Friday, June 28, 2013


    MANIAC  1.5*** overall  ( for a purely gore/ horror genre a 3.0***)

CAUTION: This review is rather graphic as it pertains to a gore/horror movie and may be somewhat disturbing as is the film itself.

        This slasher horror remake takes the concept of  the 1980 original that focuses on Frank, a loner sociopath who brutally murders beautiful women, and increases the repellent-factor by virtue of a much higher gore budget and a decision to shoot almost every frame from the killer’s point of view. Simply put, the viewers will  see several young and beautiful  women being strangled, stabbed and drowned followed by  this killer’s particular favourite, scalping the women, all in intense, gory detail as seen through the eyes of the killer.

This remake has Elijah Wood stepping into the role of Frank, a lonely man who was repeatedly traumatized by his mother who was a prostitute who often brought her “Johns” home to their small apartment where she had all kinds of hardcore sex with the men as the young  Frank looked on.  Frank  stalks the streets of New York looking for women that he can kill and scalp. He owns a mannequin restoration shop where in the back apartment  he puts the scalps of the women on mannequins. Once he sets his eyes on the next target, nothing gets in his way. Very cunningly he establishes where the victims live and like a skilled craftsman carries out his hideous crimes, without remorse, second thoughts or hesitation. Through all the madness Frank manages to strike up a friendship with photographer Anna (Nora Arnezeder) who obviously doesn't know who he really is. What is going to happen to this strange friendship and Anna becomes a suspense element of the story.  

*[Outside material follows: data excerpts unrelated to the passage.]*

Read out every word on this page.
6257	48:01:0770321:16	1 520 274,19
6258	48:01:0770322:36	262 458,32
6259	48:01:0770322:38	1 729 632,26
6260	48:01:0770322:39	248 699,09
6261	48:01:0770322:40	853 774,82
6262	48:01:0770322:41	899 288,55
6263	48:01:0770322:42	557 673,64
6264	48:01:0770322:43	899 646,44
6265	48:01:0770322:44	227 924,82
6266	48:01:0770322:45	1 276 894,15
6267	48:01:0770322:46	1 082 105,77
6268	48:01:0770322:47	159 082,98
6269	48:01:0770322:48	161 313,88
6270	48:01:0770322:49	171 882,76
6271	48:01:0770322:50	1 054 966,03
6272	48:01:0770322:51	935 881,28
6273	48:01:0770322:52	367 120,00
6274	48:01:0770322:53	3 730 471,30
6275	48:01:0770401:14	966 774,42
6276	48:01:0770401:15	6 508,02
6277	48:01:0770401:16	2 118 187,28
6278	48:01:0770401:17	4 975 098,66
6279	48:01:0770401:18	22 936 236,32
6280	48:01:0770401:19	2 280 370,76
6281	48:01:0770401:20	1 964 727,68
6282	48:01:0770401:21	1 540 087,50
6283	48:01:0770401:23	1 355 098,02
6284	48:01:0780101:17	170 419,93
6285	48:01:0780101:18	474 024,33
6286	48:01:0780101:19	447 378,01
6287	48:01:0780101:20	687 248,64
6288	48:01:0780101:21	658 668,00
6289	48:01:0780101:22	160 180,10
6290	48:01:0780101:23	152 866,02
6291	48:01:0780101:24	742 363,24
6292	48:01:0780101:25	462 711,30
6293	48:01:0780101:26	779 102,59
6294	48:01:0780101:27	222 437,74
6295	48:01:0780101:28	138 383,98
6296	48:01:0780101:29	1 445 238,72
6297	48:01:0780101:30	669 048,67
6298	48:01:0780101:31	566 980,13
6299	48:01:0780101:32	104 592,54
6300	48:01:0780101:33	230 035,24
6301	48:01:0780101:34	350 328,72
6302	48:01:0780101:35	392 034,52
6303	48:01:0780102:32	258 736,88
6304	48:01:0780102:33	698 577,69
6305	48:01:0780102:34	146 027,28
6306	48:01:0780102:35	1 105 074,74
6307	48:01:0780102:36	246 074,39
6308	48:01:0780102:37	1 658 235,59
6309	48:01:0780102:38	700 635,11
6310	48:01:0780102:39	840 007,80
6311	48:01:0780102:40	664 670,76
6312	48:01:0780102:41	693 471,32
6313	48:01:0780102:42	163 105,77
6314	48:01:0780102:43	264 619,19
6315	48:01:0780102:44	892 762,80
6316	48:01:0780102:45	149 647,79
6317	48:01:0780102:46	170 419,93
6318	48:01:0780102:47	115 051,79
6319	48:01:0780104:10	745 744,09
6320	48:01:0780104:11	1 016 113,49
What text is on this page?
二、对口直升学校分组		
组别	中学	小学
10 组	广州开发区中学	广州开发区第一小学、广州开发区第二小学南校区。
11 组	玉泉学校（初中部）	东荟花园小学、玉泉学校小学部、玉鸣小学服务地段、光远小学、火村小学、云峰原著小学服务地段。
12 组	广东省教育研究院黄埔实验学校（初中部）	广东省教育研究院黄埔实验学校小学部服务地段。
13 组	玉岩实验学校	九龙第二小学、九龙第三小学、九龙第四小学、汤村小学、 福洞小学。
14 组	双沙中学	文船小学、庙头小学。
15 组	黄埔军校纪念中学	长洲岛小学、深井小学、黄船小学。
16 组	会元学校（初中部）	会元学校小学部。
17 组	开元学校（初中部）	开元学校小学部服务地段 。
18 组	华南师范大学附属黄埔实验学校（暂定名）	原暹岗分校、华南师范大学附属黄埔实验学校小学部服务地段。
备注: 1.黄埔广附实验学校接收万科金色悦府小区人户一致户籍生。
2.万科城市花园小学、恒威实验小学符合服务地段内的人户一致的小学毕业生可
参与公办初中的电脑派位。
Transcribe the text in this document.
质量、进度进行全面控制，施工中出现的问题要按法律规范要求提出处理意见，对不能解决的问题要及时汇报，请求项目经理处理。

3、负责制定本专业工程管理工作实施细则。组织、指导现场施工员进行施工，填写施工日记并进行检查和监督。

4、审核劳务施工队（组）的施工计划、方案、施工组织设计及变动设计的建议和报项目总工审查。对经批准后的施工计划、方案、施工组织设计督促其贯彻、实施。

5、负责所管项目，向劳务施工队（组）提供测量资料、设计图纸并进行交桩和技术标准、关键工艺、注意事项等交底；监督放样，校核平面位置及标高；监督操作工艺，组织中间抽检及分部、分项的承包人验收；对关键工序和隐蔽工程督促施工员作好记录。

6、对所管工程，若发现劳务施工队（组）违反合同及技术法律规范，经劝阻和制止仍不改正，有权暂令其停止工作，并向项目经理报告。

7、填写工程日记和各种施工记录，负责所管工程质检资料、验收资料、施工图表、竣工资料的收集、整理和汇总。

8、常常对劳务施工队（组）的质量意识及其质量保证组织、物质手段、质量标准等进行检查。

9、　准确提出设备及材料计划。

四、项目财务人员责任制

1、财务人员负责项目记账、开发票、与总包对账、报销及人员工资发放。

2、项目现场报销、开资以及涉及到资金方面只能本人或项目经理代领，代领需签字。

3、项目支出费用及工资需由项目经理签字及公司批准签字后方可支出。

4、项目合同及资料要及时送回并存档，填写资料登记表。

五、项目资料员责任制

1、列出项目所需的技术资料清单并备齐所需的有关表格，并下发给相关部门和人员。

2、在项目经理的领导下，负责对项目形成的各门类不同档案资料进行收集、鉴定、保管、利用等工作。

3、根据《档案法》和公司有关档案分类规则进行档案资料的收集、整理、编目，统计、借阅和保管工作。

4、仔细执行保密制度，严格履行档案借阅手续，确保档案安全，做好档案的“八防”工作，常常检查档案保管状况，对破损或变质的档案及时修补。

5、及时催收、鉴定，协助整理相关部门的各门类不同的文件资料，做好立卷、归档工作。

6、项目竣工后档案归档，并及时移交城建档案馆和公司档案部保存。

Standing out in this nightmare of is Elijah Wood, who really does convince you that he is indeed a maniac. Whether it's the constant disillusioned images he forces on himself, scrubbing his hands with iron wool after a fresh kill, or sharing a bed with a mannequin surrounded by flies due to a victim’s scalp being stapled to its head. Glimpsed only occasionally, mostly in reflective surfaces, Wood has to convey the deranged maniac through  vocal means. He pants, he whispers, he stutters, he carries on Gollum-like conversations with the mannequins in his shop.  When he is on camera he is effective in portraying a twitchy, schizoid, killer.

 

The degree of gore and violence is on a disturbingly high level, so most people would not want to experience this film. The viewers are repeatedly exposed to brutal and bloody scalp removal of each of the beautiful young women who are killed.. Although the violence is spaced out somewhat when it's present it's brutal, haunting, disturbing, and bloody.

 

Obviously this film has a hard “R” rating due to the over the top gore and violence.

 

NOTE: This movie opened in 3 area theatres on Friday June 21 and was quickly out of all the theatres by the following Wednesday June 26.